Así que volví a retomar el proyecto. Y a dejarlo nuevamente para después volverlo a retomar. Una y otra vez. Al cabo, para mi generación escribía, pero también lo hacía para esos jóvenes que ya apuntan años y que son la generación que nos sucedió. Porque ignoran tanto como nosotros ignorábamos entonces, pero con un agravante: ignoran por desinterés. Y ello les está pasando una factura colosal: el retroceso generalizado en los valores democráticos y el desmantelamiento progresivo del "Estado del Bienestar"; una situación que los aboca a unas condiciones sociales y laborales que ya se acercan peligrosamente a las que vivimos nosotros en nuestro tiempo anterior.

Y puede que este hecho constituya la adecuada razón que justifique el empeño por rememorar esa época. Aunque si esto no fuera así, quizá baste el hecho de querer testimoniar sobre aquel tiempo que a muchos de nosotros simplemente "nos pasó" sin darnos la oportunidad de participar en ellos; de participar en ellos políticamente, claro está.

De modo que en esa convicción decidí dar continuidad a aquella primera obra: Colores y silencios, que escribiera como memoria y crónicas de infancia y juventud sobre la vida en un pueblo rural. Y así pergeñé Colores y silencios II – Memorias de la Transición.

Supongo que escribí esos recuerdos en la convicción de que nunca partimos de cero, de que nuestra mentalidad se forjó en base a la cultura tradicional que recibimos. Por eso hay que tratar de reconocernos con todo eso. Si conocemos nuestra herencia podremos determinar lo que no nos gusta y advertir a las generaciones venideras para que puedan rectificar. Tradición no significa repetir, significa adaptar. Y hoy más que nunca vuelve a ser necesario recordar aquello que elegimos: una ética cívica según la cual la libertad es un valor superior. Que es preferible la igualdad a la desigualdad, la solidaridad al desprecio, el respeto a la intolerancia. Que la protección de los derechos humanos es un deber.

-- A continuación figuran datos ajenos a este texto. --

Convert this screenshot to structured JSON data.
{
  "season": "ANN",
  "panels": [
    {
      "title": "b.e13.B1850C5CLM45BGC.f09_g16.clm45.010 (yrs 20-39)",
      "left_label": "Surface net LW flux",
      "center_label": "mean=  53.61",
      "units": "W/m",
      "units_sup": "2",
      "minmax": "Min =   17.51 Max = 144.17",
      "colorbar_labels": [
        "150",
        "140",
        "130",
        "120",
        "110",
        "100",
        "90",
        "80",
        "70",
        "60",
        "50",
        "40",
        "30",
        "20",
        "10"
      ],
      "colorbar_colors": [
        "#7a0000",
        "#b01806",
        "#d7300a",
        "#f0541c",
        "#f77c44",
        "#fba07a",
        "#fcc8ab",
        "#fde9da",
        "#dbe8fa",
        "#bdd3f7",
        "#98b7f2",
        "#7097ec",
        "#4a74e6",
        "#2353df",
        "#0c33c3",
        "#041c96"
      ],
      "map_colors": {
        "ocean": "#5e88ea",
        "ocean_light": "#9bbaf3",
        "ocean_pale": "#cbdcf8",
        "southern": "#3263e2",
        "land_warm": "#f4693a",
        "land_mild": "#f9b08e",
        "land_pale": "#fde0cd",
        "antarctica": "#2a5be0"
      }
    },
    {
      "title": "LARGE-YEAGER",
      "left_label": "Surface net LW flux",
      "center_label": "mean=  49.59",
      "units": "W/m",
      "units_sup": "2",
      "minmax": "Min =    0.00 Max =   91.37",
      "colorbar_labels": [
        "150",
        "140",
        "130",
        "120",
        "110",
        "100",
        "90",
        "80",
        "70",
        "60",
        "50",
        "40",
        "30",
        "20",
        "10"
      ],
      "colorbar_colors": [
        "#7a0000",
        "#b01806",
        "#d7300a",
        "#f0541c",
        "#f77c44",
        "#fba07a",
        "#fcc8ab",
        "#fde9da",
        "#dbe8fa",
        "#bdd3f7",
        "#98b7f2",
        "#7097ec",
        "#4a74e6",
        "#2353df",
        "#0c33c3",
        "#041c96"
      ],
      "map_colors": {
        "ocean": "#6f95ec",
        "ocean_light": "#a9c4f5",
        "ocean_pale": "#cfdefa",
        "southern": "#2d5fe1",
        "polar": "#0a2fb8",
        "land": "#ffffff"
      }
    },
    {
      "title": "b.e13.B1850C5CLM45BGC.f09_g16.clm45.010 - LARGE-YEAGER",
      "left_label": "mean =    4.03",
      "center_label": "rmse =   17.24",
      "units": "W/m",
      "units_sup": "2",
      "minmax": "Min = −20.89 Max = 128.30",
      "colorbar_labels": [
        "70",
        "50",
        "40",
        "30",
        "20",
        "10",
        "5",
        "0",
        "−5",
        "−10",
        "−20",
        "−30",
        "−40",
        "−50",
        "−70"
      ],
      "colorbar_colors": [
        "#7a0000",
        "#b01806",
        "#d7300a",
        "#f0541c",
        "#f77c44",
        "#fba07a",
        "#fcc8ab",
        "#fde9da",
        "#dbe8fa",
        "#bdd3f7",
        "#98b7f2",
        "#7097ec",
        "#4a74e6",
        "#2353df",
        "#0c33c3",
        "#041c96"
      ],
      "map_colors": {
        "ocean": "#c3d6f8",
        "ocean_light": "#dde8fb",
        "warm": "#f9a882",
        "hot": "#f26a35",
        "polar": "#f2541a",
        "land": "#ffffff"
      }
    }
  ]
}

Porque hoy parece que ya no hay valores en una gran parte de la sociedad: el particularismo, el afán de beneficio, el consumismo y la falta de sensibilidad ante los más desfavorecidos, campean por sus respetos anulando aquellos valores que un día nos quisimos dar. Pero no es cierto; siempre habrá valores. Siempre podremos elegir unas opciones sobre otras, y siempre podremos recuperar esa moral cívica que dio vida a un modo de convivencia ejemplar. Al fin, si nos hemos desviado, todo es cuestión de volverla a cultivar.